Second, there may be non-response bias due to the suboptimal response rate.
Third, we sampled PCPs from the public primary care setting and did not include those from private clinics. Thus, our sample was not representative of all PCPs in Singapore, and caution is required in the generalizability of our results.
Conclusion
With increasing prevalence of metabolic diseases, of which poor diet is a major contributing risk factor, it is imperative that PCPs are competent to provide good nutrition care. Our study highlighted that PCPs had lowest self-perceived confidence in nutrition knowledge and nutrition skills, and formal nutrition education and more work experience were associated with better self-perceived nutrition competence. To improve self-perceived nutrition competence, more can be done to incorporate nutrition care into our formal medical education.
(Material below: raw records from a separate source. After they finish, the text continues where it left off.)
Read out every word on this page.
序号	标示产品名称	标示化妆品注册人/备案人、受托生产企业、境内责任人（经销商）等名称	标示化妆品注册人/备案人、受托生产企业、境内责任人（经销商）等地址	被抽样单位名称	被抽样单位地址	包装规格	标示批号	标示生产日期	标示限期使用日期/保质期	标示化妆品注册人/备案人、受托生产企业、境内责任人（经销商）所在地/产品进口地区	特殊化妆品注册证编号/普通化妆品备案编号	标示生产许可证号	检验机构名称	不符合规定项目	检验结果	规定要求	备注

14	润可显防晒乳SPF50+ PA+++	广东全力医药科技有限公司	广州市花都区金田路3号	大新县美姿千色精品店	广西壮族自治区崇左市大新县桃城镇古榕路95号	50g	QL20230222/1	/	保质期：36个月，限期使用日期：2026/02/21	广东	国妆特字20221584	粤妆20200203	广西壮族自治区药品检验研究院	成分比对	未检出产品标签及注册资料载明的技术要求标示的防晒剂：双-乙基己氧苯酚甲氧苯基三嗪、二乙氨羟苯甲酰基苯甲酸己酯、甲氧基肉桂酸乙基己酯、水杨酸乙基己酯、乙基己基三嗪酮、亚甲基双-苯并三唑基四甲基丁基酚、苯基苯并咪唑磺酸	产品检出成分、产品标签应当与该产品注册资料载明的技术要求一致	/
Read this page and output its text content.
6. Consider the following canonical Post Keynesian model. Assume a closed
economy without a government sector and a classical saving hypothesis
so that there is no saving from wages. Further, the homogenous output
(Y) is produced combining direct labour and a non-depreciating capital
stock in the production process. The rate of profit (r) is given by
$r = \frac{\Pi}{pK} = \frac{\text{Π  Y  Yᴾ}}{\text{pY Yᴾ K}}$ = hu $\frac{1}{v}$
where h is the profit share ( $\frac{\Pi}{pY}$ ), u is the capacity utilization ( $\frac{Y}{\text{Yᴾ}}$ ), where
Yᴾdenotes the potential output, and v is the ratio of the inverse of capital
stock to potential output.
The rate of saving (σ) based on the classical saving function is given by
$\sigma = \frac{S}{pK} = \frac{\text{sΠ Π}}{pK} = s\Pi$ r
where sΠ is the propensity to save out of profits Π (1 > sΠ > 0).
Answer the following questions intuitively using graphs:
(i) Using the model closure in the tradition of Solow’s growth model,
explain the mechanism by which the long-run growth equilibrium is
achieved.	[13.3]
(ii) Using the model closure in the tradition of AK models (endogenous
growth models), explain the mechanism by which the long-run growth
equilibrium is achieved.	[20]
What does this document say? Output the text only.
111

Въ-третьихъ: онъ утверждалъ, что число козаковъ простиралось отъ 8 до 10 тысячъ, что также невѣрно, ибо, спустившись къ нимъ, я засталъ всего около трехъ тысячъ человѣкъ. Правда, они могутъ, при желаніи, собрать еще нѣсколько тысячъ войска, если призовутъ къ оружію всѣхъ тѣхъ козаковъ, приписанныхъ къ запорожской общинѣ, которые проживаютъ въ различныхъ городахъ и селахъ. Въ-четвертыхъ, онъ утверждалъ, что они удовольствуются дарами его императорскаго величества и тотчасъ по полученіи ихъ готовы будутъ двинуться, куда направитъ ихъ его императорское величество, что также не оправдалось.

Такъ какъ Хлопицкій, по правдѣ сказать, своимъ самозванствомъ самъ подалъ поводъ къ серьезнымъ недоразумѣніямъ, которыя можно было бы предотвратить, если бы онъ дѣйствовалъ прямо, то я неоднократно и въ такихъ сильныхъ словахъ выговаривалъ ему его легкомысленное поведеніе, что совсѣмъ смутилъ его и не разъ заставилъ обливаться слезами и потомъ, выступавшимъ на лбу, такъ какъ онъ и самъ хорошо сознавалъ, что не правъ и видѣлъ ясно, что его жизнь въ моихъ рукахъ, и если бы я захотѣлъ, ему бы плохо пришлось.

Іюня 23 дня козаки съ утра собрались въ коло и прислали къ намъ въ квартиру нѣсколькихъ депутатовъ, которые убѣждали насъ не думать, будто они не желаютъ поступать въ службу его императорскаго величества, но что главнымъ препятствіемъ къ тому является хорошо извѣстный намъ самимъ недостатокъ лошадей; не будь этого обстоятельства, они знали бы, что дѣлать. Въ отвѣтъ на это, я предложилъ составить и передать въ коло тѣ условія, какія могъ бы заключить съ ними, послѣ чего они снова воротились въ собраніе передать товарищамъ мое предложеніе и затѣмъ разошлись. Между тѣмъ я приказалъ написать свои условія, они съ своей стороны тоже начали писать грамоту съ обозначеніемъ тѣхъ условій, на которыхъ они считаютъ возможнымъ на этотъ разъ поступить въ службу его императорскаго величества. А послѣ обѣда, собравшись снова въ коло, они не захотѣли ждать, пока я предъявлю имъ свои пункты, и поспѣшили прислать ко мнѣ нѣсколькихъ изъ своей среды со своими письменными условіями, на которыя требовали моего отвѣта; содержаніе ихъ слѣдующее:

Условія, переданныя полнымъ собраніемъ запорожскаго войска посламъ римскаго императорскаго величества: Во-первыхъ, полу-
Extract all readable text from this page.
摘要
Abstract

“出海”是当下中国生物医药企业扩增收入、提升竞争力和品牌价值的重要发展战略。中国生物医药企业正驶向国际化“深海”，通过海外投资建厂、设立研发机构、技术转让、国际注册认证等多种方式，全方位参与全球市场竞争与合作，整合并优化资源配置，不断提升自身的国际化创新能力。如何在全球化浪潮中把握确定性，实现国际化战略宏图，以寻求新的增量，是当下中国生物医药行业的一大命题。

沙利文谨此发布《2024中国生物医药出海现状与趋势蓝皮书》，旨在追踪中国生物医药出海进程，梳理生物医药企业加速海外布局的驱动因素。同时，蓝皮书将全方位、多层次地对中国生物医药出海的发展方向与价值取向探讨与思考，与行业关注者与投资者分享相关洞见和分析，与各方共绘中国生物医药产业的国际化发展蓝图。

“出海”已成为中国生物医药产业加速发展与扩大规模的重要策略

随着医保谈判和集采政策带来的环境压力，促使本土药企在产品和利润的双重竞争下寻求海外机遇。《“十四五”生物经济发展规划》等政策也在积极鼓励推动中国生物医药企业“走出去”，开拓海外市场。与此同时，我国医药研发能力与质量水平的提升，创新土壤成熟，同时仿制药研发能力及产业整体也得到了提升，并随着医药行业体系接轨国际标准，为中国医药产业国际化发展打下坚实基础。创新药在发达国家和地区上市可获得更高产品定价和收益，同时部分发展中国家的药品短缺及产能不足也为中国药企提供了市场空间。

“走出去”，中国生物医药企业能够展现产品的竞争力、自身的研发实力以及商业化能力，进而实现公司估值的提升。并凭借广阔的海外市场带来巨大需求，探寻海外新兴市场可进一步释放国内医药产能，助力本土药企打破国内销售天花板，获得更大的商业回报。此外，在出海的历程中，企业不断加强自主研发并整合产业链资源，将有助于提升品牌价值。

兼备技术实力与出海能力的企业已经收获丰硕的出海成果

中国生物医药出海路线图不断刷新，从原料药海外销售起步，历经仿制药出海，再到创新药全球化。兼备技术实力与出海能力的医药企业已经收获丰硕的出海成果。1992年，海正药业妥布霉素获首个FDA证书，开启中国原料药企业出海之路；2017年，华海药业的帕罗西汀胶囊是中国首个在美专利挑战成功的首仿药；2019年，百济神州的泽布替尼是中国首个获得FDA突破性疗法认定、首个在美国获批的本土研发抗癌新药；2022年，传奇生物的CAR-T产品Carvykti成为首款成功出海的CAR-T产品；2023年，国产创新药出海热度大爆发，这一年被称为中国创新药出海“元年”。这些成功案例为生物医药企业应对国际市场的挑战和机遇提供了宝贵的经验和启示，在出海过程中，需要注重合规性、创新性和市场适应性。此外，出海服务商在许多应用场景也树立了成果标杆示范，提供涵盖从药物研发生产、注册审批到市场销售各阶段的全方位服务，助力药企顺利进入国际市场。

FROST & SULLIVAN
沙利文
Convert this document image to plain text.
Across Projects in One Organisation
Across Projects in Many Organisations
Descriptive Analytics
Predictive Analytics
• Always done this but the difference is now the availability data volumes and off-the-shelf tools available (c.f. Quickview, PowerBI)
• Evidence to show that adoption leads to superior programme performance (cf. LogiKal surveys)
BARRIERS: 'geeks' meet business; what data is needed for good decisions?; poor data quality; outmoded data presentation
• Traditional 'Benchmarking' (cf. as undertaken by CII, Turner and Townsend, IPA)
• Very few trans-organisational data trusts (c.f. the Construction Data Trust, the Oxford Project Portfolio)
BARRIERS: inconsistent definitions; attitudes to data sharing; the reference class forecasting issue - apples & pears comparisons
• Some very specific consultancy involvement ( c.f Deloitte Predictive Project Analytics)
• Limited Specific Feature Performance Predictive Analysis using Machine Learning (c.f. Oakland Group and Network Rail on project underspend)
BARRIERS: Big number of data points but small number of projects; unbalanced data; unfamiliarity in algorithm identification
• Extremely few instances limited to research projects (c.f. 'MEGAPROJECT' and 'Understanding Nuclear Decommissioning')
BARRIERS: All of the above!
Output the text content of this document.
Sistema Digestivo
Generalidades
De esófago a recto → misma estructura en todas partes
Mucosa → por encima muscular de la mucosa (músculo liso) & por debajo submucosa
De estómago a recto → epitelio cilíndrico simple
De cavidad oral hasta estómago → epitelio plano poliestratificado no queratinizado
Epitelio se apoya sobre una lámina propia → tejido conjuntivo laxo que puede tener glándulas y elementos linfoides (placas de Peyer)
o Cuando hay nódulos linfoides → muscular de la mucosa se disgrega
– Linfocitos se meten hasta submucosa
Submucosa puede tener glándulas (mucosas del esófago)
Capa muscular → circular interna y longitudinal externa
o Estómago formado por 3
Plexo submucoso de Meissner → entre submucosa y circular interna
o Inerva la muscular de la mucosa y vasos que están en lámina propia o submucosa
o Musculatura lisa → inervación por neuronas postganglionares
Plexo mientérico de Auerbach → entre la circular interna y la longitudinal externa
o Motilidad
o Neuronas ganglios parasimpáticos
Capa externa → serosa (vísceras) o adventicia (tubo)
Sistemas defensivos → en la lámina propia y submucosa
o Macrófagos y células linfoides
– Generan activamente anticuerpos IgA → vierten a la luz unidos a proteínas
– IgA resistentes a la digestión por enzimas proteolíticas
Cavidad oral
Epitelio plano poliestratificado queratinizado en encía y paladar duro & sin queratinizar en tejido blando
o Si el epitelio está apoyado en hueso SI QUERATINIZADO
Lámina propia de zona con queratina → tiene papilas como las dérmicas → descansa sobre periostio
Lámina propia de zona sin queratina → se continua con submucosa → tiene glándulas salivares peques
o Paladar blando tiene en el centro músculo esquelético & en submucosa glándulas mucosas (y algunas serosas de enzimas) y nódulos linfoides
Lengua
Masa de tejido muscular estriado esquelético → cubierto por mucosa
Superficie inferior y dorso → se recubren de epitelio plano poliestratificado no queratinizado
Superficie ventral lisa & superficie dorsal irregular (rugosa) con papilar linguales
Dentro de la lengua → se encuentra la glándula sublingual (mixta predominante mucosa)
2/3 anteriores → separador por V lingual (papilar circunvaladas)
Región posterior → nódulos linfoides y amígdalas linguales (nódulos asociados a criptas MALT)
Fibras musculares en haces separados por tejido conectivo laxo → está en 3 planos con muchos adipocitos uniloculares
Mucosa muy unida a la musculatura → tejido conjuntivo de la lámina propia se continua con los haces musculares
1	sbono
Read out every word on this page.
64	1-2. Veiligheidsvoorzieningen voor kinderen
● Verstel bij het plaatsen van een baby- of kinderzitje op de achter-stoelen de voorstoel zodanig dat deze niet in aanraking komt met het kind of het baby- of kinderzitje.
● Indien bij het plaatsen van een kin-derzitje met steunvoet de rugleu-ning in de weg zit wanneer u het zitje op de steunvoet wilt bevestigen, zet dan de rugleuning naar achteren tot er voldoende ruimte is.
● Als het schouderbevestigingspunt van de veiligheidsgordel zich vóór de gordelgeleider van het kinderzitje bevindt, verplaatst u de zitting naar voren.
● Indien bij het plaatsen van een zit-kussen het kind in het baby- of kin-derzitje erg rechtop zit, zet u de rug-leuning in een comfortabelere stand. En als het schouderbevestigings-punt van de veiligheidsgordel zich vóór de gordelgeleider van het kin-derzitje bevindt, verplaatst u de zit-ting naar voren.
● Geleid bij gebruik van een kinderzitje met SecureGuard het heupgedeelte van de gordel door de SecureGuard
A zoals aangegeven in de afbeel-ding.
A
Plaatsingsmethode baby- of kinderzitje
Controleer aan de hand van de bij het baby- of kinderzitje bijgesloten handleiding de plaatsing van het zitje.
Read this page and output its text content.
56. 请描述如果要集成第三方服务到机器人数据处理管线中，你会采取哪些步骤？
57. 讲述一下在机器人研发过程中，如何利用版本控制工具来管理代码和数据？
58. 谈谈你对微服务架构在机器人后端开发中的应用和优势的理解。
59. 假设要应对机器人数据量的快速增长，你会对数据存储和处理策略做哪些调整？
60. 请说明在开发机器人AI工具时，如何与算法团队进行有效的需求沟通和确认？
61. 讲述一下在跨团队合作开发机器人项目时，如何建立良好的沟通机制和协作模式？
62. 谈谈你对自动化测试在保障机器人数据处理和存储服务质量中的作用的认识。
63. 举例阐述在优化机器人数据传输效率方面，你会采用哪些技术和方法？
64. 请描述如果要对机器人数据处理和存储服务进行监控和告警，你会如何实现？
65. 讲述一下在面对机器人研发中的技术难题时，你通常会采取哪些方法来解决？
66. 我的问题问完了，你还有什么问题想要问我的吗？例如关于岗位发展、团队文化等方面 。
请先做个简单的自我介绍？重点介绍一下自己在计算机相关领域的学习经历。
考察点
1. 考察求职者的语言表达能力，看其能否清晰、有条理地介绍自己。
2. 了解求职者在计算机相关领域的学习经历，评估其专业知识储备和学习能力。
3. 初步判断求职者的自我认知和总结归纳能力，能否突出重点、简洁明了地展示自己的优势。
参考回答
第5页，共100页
Future research will be needed to first establish the required benchmark of nutrition competency for effective nutrition care provision by PCPs and second to study how nutrition competencies can be better integrated into the curriculum of formal education programmes.
Supplementary material
The supplementary material for this article can be found at https://doi.org/10.1017/S1463423624000689
Data availability statement
The data underlying this article will be shared on reasonable request to the corresponding author.
Acknowledgements
The author will like to thank Associate Professor Lauren Ball for her kind permission to use the NUTCOMP questionnaire, as well as the Dietetic Service, Clinical Services of NHGP, for their kind permission to use the NHGP fat and fibre questionnaire.
Declarations
The study was approved by the institution review board.
The study was approved by the National Healthcare Group, Domain Specific Review Board, Singapore (DSRB Ref: 2021/00560).
The authors received no financial support for the research, authorship, and/or publication of this article.
All authors have no conflict of interest.